Here, the story loses the tension inherent in its setup but gains a better, more melancholy insight into its characters. Tobi and Lisa talk, and while the conversation may revolve around the revelation, their dialogue doesn't depend on it.
They speak of consequences, of the past's effect on the present, and of uncertainty in the future. Tobi is a man who equally loves and regrets his life, but "The whole thing eventually blurs, and it's just my life." Lisa doesn't know what has happened to her husband or why, after an entire lifetime of living with a certain knowledge, something clicked in his mind to change his outlook on life. Stewart may hold the reins of the movie, but Gugino, whose performance is filled with impromptu moments of uninhibited empathy (Note the way Lisa tries to stop Mike's outburst by simply placing her head against his chest), is the understated foil to the other characters and the movie itself.

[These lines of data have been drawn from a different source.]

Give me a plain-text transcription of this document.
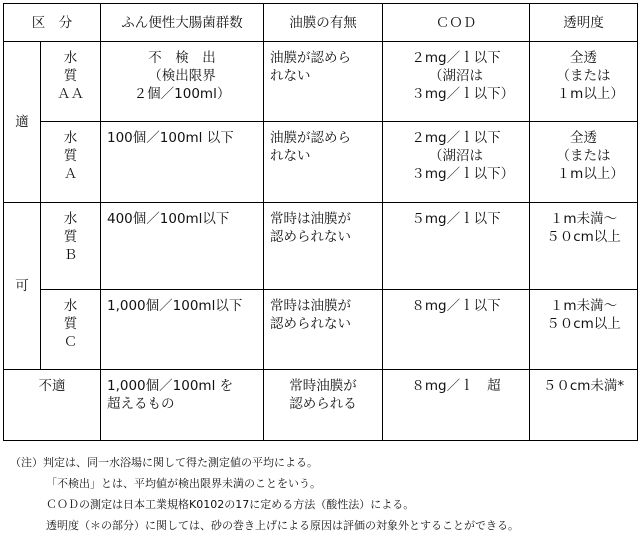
区　分		ふん便性大腸菌群数	油膜の有無	ＣＯＤ	透明度
適	水
質
ＡＡ	不　検　出
（検出限界
２個／100ml）	油膜が認めら
れない	２mg／ｌ以下
（湖沼は
　３mg／ｌ以下）	全透
（または
　１m以上）
	水
質
Ａ	100個／100ml 以下	油膜が認めら
れない	２mg／ｌ以下
（湖沼は
　３mg／ｌ以下）	全透
（または
　１m以上）
可	水
質
Ｂ	400個／100ml以下	常時は油膜が
認められない	５mg／ｌ以下	１m未満〜
５０cm以上
	水
質
Ｃ	1,000個／100ml以下	常時は油膜が
認められない	８mg／ｌ以下	１m未満〜
５０cm以上
不適		1,000個／100ml を
超えるもの	常時油膜が
認められる	８mg／ｌ　超	５０cm未満*
（注）判定は、同一水浴場に関して得た測定値の平均による。
「不検出」とは、平均値が検出限界未満のことをいう。
ＣＯＤの測定は日本工業規格K0102の17に定める方法（酸性法）による。
透明度（＊の部分）に関しては、砂の巻き上げによる原因は評価の対象外とすることができる。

The middle section of Match is so strong—looking past the melodrama to the hurt, lonely people underneath it—that it's unfortunate Belber hurries the resolution, too. It feels too simple, settling decades of anger and regret with a few scenes of dialogue and a couple shots of the characters on a new path. At this point, we know there's more to these characters, yet the movie treats them as if there were less.